Moderatorzy: Estraven, Moderatorzy
jolabuk5 pisze:No właśnie- a po co! Zdajesz sobie sprawę, jakie to niebezpieczne? NIE MA TAKICH SZELEK, Z KTÓRYCH PRZERAZONY KOT BY SIE NIE WYSWOBODZIŁ. A przerazić go może wiele rzeczy - pies, inny kot, przejeżdżający z hałasem samochód albo motor. Wiesz, jak wygląda szukanie kota, który się wyrwie z szelek i nagle zniknie Ci z oczu? Że to czasem parę miesięcy zarwanych nocy, tysiące ulotek i plakatów, podróże na drugi koniec miasta, bo ktoś widział podobnego kota, dzwonienie po lecznicach, schroniskach, do straży miejskiej, bo może któreś z kocich ciałek, sprzątniętych z ulicy to właśnie to, co zostało z Twojego kota, jeśli nie miał szczęścia...

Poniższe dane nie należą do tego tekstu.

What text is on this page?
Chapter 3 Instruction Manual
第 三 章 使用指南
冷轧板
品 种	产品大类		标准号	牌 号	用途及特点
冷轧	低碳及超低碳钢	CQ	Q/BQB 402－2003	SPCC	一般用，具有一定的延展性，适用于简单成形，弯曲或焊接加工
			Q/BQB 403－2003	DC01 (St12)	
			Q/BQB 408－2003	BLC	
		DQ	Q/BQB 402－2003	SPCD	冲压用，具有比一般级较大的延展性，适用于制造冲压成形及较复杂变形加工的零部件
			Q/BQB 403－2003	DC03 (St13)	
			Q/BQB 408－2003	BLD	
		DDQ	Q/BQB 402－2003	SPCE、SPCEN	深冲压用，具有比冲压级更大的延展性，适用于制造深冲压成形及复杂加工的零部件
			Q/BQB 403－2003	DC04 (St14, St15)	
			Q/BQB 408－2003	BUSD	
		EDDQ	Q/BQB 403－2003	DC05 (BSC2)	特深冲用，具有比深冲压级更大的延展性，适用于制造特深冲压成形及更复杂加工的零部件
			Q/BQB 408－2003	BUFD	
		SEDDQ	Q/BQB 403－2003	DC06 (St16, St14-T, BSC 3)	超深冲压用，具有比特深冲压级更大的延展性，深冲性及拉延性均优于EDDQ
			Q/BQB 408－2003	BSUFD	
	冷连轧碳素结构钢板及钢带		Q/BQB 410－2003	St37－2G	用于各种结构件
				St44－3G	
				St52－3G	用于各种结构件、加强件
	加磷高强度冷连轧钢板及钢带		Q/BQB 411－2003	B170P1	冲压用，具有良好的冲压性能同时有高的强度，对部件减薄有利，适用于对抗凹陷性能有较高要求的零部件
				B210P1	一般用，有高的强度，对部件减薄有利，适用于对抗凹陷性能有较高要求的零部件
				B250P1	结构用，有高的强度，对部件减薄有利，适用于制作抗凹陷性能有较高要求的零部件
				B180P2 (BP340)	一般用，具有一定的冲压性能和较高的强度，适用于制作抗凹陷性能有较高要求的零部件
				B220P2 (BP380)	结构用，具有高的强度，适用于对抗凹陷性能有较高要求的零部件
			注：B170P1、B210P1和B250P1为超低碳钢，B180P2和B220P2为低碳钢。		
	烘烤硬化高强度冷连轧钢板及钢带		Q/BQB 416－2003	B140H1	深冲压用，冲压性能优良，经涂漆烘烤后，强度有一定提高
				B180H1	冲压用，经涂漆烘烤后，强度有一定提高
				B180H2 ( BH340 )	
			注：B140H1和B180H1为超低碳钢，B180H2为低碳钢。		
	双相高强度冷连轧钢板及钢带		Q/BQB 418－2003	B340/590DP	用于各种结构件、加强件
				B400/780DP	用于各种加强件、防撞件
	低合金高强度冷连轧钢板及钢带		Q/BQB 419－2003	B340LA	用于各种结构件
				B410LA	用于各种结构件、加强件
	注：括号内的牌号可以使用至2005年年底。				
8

A z drugiej strony, jeśli kot polubi spacery i będzie je twardo egzekwował, wyjąc pod drzwiami o różnych porach - to też warto wziąć pod uwagę.
Poza tym są koty, którym "dwór" kojarzy się jak najgorzej, z zimnem, głodem, strachem. A jeszcze w dodatku każdy kot ma inny charakter - są koty łazęgi i koci domatorzy. Skoro trafił Ci się domator, to ciesz się, bo z "łazęgami" jest o wiele więcej problemów. I nie zmuszaj kota na siłę do tego, co nie sprawia mu przyjemności, a może być bardzo niebezpieczne.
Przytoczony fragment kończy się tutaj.